Could the same approach help schools and other public services?
Governor Jerry Brown just signed a bill requiring pharmaceutical companies in California to issue notifications at least 60 days in advance of a price increase that would be at least 16 percent over a two-year period and explain the reasons behind the increase. According to the San Francisco Chronicle, supporters of the legislation say it will discourage significant price increases.
I don’t know if the legislation will achieve its objective but if it does, maybe the same approach should be employed to reduce the significant increases in retirement costs crushing California schools and other public services. Those costs are rising as fast or faster than pharmaceutical prices. For example, retirement costs in the San Francisco Unified School District grew more than 100 percent over five years, taking money from classrooms and teacher salaries.
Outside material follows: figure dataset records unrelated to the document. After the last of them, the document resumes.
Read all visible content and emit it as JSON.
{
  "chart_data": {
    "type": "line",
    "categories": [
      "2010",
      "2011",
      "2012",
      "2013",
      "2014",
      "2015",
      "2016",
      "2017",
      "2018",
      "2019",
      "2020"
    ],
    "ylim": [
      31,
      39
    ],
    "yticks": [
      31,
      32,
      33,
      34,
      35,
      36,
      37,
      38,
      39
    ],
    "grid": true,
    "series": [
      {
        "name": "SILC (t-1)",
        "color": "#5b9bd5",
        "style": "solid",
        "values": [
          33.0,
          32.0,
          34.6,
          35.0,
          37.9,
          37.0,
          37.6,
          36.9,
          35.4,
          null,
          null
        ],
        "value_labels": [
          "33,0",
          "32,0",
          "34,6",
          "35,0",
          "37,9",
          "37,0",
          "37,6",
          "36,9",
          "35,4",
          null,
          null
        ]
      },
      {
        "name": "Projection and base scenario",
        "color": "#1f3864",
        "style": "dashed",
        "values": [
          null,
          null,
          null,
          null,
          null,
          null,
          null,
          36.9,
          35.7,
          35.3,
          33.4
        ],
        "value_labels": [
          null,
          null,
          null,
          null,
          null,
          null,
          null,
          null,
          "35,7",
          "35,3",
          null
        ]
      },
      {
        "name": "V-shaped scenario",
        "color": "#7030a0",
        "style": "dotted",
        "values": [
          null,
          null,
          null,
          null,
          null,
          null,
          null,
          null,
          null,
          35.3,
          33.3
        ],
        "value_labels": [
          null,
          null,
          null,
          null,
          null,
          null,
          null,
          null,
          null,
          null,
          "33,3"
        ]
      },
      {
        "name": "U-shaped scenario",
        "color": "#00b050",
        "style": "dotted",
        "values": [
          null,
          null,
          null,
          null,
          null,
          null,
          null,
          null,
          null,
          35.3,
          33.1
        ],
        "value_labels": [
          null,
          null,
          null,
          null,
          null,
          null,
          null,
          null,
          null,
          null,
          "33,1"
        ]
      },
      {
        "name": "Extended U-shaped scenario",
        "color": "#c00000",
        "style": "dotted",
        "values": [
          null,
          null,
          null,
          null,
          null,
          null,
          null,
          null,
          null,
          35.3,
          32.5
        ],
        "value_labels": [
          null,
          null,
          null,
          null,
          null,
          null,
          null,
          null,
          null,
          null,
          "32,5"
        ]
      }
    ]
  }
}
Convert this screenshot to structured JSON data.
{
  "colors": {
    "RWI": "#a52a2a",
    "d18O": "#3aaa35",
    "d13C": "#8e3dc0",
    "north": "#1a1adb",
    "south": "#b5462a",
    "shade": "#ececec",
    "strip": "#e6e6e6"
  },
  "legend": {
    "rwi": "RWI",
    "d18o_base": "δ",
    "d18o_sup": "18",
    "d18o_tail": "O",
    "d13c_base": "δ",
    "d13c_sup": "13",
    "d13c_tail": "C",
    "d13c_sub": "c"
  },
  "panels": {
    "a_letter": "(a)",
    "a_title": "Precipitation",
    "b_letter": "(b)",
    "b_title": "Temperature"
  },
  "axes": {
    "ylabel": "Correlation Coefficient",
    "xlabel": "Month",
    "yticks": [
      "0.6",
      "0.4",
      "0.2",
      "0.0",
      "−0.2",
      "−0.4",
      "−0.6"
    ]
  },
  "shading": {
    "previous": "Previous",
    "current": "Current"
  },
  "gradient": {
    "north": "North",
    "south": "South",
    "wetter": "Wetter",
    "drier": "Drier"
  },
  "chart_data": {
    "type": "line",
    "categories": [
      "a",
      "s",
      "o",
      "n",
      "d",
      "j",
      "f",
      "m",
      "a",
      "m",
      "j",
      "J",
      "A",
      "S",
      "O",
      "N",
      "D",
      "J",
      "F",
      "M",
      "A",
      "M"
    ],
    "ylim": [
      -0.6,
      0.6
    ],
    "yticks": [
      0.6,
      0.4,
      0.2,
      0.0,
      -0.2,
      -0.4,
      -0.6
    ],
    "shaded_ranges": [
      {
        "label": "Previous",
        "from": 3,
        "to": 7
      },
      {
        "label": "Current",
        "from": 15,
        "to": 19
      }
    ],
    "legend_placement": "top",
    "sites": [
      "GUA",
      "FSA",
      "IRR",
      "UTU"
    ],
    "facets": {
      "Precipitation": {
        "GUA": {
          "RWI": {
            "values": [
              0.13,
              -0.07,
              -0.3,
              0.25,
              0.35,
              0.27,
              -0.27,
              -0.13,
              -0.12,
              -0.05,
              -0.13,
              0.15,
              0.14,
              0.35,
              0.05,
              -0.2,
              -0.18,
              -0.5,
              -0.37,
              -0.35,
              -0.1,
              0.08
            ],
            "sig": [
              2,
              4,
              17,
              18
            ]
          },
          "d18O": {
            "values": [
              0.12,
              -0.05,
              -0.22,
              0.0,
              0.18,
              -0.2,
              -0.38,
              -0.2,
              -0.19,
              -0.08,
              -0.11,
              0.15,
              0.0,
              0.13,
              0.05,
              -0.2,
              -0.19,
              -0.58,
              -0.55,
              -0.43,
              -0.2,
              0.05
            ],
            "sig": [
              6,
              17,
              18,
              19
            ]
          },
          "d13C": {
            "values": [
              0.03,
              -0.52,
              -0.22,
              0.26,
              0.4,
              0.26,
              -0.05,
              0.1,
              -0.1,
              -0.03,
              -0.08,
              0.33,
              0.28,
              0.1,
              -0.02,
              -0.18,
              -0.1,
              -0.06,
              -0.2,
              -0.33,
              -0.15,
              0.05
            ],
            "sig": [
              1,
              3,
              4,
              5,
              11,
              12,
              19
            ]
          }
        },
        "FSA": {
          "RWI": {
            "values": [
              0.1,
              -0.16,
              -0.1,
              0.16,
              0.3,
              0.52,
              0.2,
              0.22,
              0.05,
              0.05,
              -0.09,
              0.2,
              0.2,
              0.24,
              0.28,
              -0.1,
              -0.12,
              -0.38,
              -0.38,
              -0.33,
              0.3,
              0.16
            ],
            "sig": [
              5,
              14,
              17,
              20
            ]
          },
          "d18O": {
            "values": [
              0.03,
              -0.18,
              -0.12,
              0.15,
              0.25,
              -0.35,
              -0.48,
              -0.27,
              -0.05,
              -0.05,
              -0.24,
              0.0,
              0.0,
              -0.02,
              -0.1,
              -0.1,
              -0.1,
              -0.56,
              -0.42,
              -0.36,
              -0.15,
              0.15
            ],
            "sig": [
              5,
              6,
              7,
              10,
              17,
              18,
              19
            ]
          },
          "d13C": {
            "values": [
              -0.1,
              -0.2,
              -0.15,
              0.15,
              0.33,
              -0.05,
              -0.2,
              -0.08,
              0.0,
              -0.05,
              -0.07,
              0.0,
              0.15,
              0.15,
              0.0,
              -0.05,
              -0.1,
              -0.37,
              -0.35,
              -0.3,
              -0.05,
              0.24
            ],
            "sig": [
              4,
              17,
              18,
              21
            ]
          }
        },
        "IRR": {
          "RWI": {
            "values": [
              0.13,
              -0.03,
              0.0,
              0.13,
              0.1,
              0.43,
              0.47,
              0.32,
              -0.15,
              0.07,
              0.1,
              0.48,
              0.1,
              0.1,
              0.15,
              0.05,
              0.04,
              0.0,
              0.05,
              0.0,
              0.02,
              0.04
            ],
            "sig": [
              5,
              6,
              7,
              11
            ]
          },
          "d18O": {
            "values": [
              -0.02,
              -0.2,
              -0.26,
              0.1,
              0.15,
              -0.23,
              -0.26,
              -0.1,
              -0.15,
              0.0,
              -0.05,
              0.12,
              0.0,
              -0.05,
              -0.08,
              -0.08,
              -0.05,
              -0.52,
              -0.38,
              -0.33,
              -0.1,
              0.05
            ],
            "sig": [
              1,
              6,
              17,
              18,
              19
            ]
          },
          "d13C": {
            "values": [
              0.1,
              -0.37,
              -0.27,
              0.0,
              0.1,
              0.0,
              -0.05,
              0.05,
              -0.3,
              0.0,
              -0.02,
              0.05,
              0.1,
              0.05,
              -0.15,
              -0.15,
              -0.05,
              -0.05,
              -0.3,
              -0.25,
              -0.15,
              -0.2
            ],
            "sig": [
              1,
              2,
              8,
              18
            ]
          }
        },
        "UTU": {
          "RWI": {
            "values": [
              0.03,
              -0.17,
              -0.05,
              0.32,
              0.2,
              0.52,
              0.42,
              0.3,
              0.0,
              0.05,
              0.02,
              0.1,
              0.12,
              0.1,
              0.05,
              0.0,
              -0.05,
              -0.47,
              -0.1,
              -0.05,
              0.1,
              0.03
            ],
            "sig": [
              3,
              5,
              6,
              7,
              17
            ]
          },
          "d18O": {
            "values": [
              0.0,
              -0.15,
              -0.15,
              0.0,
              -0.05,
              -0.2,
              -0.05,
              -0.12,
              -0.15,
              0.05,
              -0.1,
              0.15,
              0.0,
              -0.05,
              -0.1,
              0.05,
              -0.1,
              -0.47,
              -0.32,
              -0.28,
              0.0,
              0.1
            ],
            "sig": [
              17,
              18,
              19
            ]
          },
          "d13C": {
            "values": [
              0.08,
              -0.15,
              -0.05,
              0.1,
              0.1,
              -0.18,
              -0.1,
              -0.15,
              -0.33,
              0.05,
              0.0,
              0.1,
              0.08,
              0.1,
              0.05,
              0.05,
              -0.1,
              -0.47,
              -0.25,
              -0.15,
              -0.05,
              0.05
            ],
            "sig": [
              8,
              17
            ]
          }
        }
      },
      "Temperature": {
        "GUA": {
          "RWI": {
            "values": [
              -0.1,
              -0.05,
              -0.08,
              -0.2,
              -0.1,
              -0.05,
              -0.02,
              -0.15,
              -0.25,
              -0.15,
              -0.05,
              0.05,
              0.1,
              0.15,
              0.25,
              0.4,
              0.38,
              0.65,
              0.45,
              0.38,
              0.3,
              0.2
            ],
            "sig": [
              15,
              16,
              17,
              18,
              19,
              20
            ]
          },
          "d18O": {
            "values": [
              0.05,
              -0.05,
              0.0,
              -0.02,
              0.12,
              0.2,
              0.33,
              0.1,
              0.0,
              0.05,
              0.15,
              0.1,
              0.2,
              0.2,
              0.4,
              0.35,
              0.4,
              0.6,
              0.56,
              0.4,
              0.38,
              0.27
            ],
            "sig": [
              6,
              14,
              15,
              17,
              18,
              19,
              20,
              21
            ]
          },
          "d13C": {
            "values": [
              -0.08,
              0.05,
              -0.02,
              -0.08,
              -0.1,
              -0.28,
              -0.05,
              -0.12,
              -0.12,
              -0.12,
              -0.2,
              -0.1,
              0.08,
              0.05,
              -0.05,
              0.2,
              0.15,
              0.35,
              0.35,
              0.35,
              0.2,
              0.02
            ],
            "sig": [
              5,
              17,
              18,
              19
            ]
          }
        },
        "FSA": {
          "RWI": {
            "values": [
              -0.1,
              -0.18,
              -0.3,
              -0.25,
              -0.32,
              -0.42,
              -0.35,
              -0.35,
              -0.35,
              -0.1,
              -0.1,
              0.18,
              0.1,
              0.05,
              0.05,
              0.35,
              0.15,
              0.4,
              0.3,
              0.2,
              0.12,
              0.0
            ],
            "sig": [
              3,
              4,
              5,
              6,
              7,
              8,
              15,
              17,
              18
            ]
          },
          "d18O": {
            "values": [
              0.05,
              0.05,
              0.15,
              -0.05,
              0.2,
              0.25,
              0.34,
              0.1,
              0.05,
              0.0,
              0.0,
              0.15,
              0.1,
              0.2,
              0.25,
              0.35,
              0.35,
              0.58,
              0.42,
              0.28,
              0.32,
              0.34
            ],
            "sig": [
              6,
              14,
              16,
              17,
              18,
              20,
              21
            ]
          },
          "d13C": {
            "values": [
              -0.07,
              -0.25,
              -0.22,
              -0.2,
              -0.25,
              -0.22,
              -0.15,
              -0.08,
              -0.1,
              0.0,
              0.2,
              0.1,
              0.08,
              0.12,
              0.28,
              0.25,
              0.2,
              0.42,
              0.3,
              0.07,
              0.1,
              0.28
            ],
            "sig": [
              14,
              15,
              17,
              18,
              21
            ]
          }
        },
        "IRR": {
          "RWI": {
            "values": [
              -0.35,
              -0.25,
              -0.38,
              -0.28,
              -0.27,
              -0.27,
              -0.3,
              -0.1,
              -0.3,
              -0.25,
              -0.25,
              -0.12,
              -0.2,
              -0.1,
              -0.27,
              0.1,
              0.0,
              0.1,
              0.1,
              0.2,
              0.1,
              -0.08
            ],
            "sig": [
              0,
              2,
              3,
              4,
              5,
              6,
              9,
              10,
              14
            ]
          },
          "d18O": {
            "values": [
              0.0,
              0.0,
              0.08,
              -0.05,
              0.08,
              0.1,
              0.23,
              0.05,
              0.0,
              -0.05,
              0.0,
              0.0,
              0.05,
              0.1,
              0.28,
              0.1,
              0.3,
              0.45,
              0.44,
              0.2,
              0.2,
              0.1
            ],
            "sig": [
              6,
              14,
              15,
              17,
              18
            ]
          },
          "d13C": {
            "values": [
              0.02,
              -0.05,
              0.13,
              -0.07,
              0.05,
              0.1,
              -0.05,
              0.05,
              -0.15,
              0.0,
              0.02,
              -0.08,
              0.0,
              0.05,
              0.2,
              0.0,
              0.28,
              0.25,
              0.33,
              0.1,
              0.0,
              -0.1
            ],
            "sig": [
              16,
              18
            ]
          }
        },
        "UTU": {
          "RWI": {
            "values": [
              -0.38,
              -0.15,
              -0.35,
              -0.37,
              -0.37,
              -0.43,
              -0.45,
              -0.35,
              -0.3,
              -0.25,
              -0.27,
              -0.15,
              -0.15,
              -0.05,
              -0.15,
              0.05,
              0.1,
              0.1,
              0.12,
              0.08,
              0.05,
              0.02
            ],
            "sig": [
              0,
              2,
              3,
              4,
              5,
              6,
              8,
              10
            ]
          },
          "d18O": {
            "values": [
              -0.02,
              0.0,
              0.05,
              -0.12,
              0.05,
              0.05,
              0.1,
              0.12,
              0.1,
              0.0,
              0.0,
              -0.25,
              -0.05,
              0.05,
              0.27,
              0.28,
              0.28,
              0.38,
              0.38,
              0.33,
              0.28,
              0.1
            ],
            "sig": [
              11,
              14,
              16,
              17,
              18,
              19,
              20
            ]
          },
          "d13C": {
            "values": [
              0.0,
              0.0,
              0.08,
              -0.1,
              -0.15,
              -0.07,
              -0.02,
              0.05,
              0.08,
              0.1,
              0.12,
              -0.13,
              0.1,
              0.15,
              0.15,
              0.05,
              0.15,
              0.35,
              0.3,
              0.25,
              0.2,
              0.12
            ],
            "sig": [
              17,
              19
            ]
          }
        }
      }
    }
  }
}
Sources: First Interim Reports, San Francisco Unified School District, FY2012 and FY 2017
And similar growth at the state level crowded out funding for courts, parks, the University of California, California State University and Social Services.
FY2010–11 Enacted Budget; FY2017–18 Governor’s Budget
The cause was — and remains — self serving behavior by pension fund board members and elected officials abetted by a deliberate lack of transparency that hides both the true size of liabilities when they are created (explained here) and the true costs of meeting those liabilities (explained here). Worse, the consequences of those costs are forced on to the most vulnerable members of our society (explained here).
It would be good for kids and other citizens if advance notification and explanation could help save schools and other public services from rapidly rising pension and other retirement costs.
NB: Truth and transparency would also be valuable for certain government employees at risk to default by certain governments, as explained here.